Realizar o Lab AquilombaSul proporcionou uma rede ampliada de realizadores negros da mesorregião de Florianópolis e o entendimento de que não estamos sós, que somos múltiplos aqui, que ninguém consegue nos parar quando nos Aquilombamos, quando temos portas e janelas de possibilidades abertas para alavancar nosso conhecimento, quando temos espaço de acolhimento que faça nossa imaginação voar. É possível construir novos olhares e realizar nossas ideias e narrativas por nós mesmos, sem precisar de intermediários. Por isso, é extremamente fundamental que as políticas públicas atendam às nossas demandas, para sairmos da inexistência e, finalmente, sermos considerados nos dados do setor cinematográfico, reconhecidos pelo poder público e pela sociedade como criadores e profissionais do cinema.
[notas]
(1) Ngugi Wa Thiong’o é escritor queniano e está mencionando Noun Bouzid que é cineasta tunisiano. (apud.
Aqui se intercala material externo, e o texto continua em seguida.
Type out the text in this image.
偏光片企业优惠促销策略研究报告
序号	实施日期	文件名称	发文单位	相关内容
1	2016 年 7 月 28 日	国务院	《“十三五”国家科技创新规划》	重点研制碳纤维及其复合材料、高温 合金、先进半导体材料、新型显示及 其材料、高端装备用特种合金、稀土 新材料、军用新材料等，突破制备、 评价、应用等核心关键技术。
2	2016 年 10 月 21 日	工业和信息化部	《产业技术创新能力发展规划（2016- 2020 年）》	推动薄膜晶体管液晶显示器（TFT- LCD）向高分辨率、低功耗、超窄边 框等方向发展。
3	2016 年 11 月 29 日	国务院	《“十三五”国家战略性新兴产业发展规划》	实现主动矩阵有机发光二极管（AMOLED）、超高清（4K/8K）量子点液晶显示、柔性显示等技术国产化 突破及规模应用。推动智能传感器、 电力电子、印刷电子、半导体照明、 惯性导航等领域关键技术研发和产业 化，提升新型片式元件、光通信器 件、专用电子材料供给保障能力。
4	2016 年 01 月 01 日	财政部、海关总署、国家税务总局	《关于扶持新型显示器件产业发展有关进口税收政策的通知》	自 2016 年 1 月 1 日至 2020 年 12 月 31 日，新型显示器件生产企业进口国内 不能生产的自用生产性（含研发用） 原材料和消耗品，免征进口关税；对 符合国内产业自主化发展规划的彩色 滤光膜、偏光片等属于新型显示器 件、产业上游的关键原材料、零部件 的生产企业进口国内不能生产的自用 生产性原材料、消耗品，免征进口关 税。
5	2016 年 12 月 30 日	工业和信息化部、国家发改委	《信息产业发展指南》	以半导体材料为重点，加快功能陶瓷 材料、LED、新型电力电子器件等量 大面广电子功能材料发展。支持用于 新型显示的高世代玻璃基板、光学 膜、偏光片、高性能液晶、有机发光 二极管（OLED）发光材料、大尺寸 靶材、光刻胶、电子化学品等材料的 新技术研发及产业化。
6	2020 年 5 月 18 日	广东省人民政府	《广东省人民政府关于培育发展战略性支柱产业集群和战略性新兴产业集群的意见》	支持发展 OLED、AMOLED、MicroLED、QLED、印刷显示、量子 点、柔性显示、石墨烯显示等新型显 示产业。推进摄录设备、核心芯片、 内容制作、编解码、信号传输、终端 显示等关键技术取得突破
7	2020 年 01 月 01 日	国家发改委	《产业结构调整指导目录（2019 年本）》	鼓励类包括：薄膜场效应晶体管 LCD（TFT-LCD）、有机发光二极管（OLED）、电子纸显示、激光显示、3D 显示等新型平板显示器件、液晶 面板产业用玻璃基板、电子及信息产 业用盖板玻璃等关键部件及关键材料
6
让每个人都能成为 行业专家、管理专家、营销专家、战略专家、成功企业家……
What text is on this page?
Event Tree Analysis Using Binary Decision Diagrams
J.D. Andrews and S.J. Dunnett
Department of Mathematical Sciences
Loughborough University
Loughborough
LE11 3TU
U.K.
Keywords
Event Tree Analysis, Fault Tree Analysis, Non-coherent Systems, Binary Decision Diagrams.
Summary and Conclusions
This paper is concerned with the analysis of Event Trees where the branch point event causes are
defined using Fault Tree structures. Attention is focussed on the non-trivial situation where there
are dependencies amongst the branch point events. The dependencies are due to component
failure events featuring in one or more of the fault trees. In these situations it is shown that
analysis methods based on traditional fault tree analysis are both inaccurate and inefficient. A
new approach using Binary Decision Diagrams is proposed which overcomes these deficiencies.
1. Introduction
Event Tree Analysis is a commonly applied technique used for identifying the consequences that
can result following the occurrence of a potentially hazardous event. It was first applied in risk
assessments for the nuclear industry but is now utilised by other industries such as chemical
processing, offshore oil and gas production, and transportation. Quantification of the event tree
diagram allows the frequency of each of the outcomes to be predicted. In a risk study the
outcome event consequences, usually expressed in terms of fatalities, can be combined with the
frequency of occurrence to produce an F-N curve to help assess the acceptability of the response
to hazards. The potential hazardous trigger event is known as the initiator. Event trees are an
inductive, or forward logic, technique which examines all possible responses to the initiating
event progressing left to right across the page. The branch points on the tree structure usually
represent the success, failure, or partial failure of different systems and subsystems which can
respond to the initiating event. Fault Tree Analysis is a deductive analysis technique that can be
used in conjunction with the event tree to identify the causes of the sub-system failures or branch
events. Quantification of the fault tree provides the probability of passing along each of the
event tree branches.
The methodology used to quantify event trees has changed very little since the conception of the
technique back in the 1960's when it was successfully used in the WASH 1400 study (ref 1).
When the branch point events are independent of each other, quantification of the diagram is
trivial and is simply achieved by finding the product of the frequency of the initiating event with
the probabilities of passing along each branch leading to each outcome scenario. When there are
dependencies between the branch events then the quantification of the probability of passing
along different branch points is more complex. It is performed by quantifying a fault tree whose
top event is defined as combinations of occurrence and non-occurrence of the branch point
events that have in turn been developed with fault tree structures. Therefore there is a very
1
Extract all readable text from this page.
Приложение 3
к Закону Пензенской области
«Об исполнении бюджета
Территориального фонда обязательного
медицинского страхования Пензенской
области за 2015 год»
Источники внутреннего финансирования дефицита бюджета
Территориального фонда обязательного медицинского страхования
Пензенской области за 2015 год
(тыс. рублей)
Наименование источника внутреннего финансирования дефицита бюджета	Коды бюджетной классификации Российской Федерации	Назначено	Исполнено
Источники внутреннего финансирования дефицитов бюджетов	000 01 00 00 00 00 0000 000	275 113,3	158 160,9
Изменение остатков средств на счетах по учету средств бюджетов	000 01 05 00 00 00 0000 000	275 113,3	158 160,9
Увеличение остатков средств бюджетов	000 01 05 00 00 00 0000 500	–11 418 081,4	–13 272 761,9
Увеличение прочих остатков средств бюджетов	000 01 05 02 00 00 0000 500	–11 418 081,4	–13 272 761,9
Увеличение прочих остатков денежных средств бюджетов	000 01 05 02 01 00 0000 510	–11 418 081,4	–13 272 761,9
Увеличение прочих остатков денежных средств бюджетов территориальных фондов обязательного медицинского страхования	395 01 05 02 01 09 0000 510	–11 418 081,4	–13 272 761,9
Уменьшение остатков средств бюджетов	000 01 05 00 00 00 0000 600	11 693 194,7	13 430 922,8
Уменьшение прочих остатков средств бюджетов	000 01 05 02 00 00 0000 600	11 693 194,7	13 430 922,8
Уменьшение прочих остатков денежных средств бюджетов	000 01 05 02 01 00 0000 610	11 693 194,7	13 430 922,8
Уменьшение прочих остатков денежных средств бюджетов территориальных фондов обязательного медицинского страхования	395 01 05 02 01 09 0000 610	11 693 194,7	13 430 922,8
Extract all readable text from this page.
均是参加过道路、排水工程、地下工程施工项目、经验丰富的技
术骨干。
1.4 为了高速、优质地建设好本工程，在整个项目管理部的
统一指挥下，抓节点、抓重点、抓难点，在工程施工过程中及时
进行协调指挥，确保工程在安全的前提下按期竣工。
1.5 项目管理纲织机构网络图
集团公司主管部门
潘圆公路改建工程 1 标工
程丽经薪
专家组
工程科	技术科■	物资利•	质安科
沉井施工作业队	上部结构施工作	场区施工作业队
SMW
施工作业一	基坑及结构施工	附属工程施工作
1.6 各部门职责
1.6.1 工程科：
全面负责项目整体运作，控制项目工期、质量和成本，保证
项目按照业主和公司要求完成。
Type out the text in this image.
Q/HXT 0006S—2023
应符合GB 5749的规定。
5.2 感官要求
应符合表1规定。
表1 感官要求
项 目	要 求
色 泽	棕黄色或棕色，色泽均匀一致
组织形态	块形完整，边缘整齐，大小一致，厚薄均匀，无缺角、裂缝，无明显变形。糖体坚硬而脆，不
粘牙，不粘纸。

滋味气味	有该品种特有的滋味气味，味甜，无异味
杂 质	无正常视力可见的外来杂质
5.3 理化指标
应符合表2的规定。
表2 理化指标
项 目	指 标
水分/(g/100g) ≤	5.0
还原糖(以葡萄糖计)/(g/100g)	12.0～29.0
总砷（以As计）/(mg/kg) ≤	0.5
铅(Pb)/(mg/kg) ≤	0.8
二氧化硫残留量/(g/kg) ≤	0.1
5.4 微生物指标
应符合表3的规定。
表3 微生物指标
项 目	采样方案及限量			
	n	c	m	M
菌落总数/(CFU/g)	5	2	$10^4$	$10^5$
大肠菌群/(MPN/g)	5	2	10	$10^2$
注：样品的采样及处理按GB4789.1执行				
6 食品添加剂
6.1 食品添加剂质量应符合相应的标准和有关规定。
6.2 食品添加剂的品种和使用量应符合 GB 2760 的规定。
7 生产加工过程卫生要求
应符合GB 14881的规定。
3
TORRES, 2017).
(2) Até a escrita desse artigo, não identificamos registro de disciplina de cinema negro como oficial em nenhum curso de Graduação nas escola de cinema do Brasil.
(3) História do Curso de Cinema – Disponível em: https://cinema.ufsc.br/historia
(4) Jorge da Silva, considerado precurso do Cinema Negro Brasileiro. Ator, cineasta, produtor, roteirista e fundador do Centro Afro Carioca de Cinema, espaço de valorização da produção cinematográfica brasileira, africana e caribenha.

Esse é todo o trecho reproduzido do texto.